Mengikuti tren adalah salah satu cara mereka untuk tetap terkoneksi secara sosial (socially-connected) dan diterima oleh lingkungan teman dan komunitas mereka. Ingat, diterima oleh lingkungan teman dan komunitas merupakan salah satu hal terpenting dan bermakna bagi hidup mereka. Bicara soal mengikuti tren, maka segmen followertak akan bisa lepas dari apa yang saya sebut “gaya hidup permukaan” (peripheral lifestyle) seperti tampilan fisik yang keren, kepemilikan gadget terbaru, atau citra diri kebarat-baratan. Melalui peripheral lifestyle inilah mereka menemukan eksistensi.

Are You Ready?

Seperti saya bilang di atas, saya menduga segmen konsumen ini di Indonesia sangatlah besar.Secara demografis, di usia yang sedang hot-hotnya, mereka adalah emerging customers yang sangat strategis bagi Anda para marketer. Keberhasilan Anda menaklukkan konsumen ini tak hanya berpengaruh pada brand Anda saat ini, tetapi juga di 10 atau 20 tahun ke depan. Ingat, mereka adalah jenis ABG yang sama sekali baru, berbeda dengan ABG zaman 10 atau 15 tahun lalu (apalagi zaman saya ABG, hehehe).

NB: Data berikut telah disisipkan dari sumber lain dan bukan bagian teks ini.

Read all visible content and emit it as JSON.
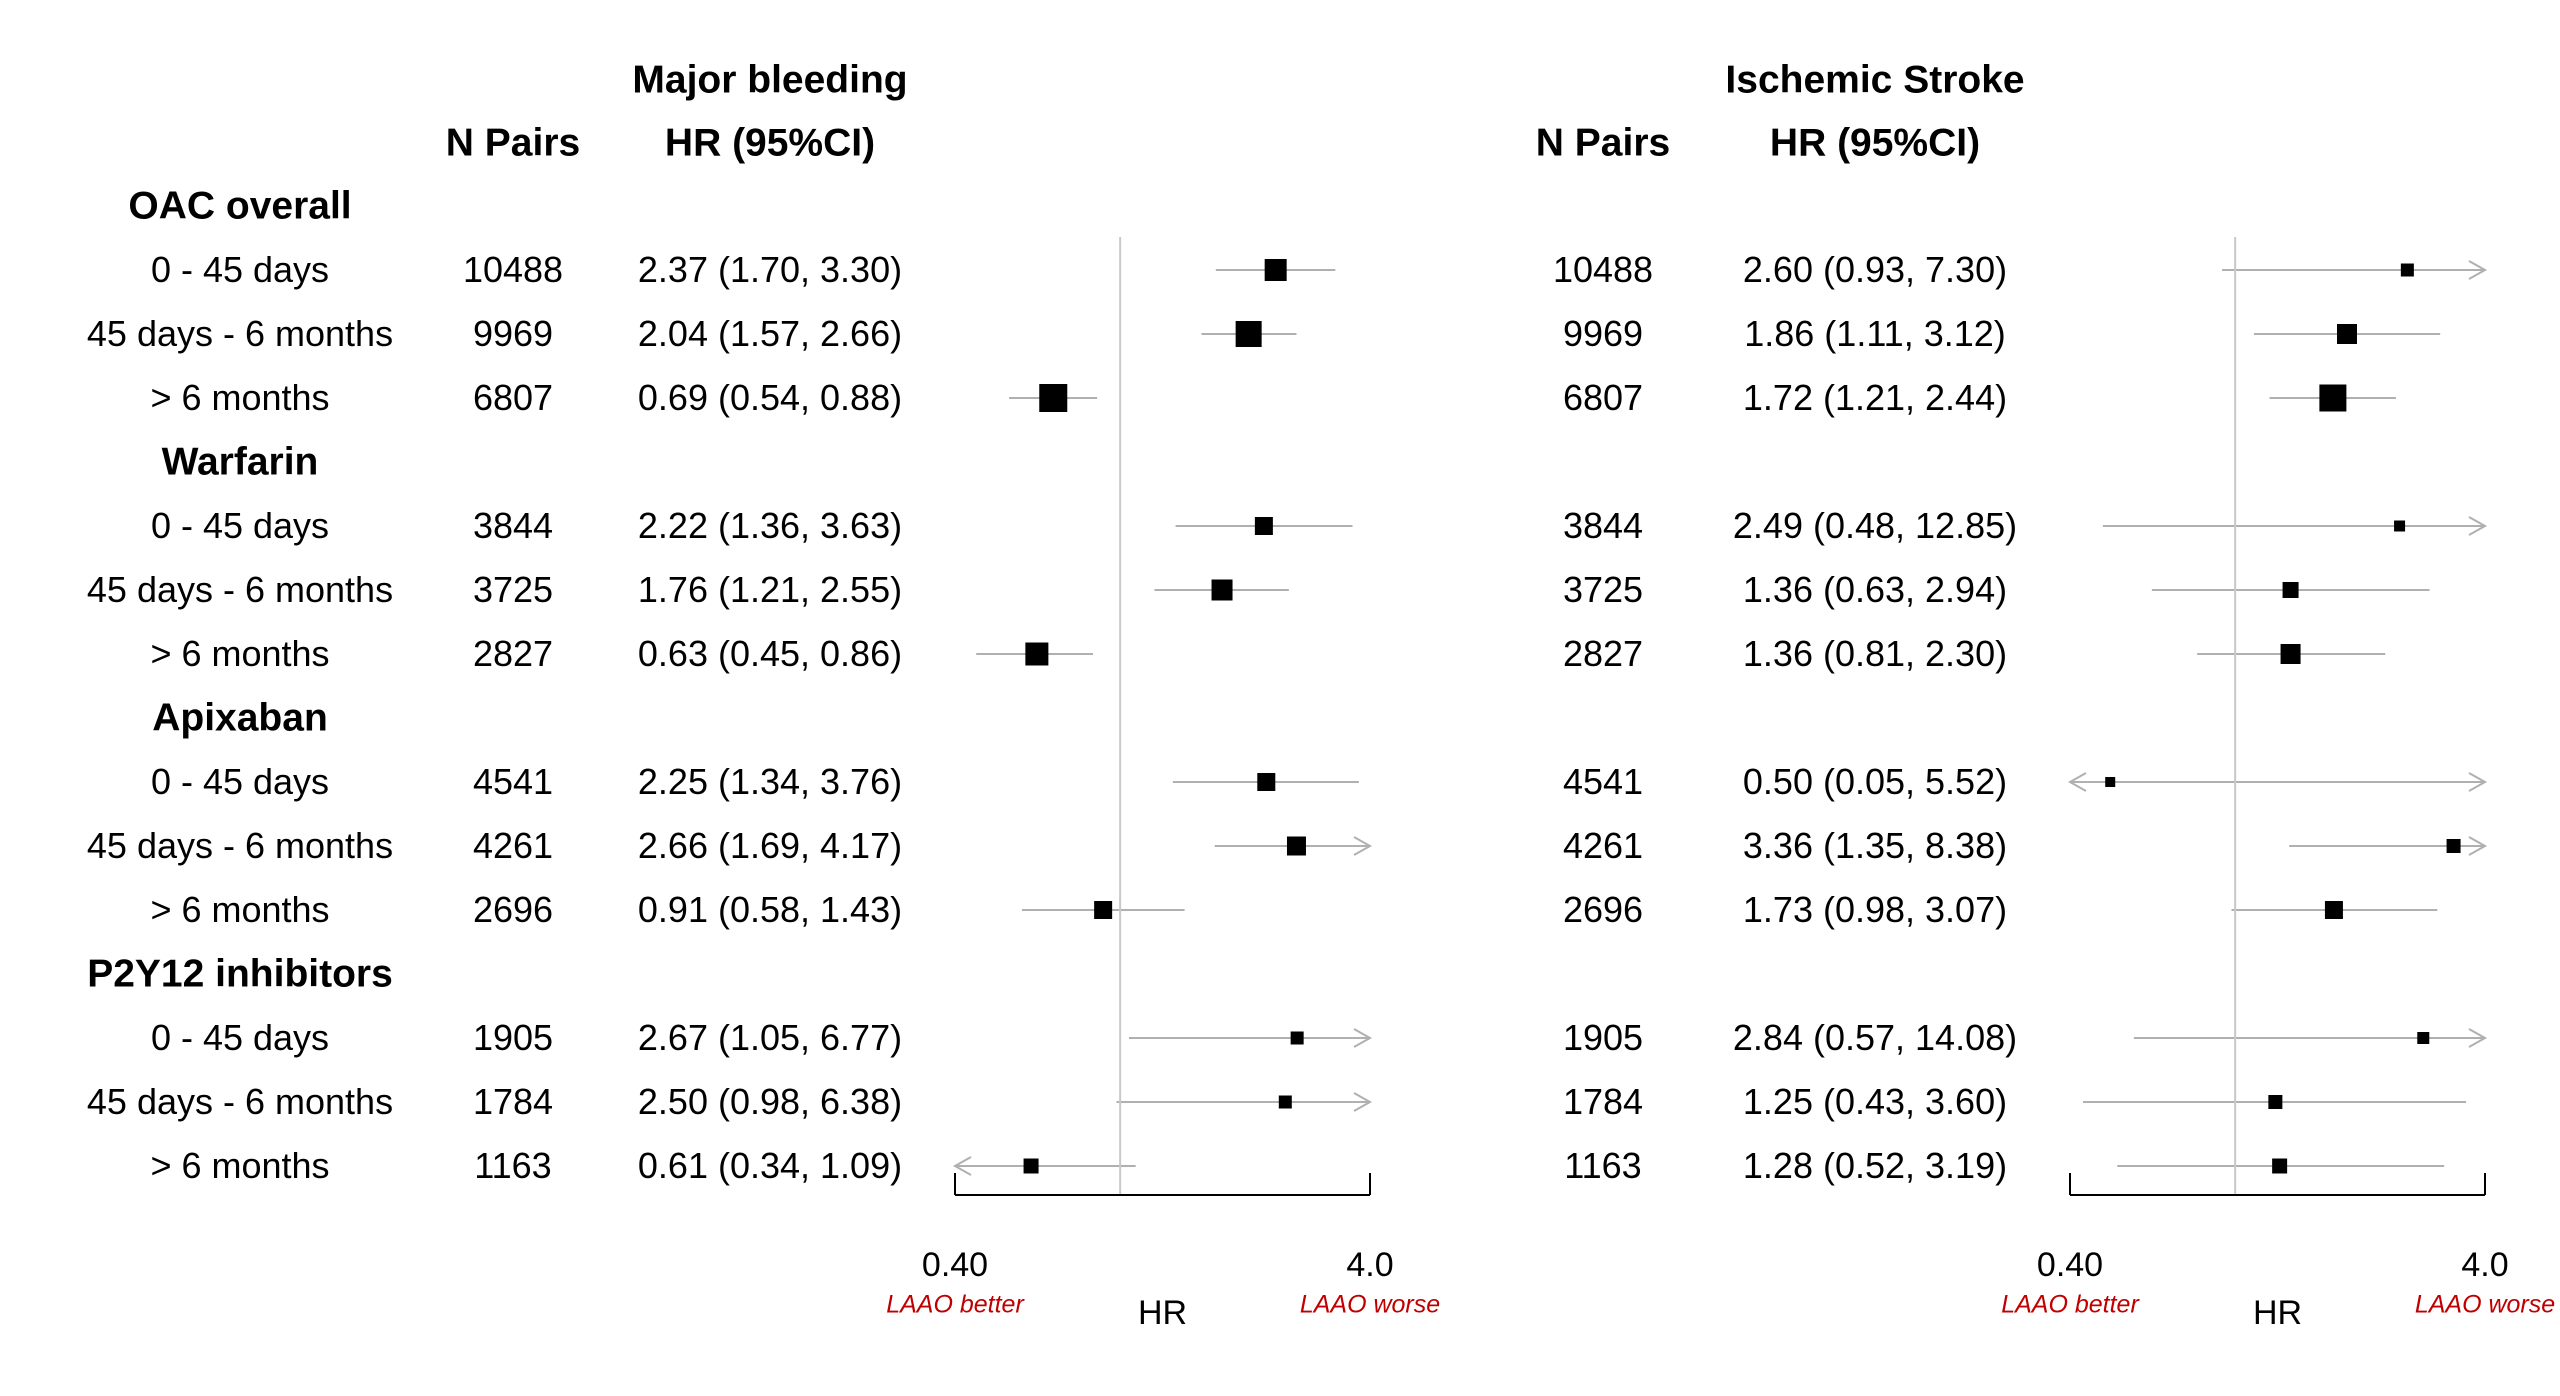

Ya, karena kemajuan teknologi (Facebook dan apps), keterbukaan informasi (Googling dan Wikipedia), serta globalisasi (Hollywoodization dan Californization) telah “bersekongkol” mencuci otak mereka, akhirnya mereka pun menjadi mutan, menjadi ABG gaya baru yang tidak kita kenali sebelumnya. Bagi Anda para marketer, kuncinya tetap satu: pelajari pola pikir dan gaya hidup mereka, kemudian respons dengan value proposition yang relevan.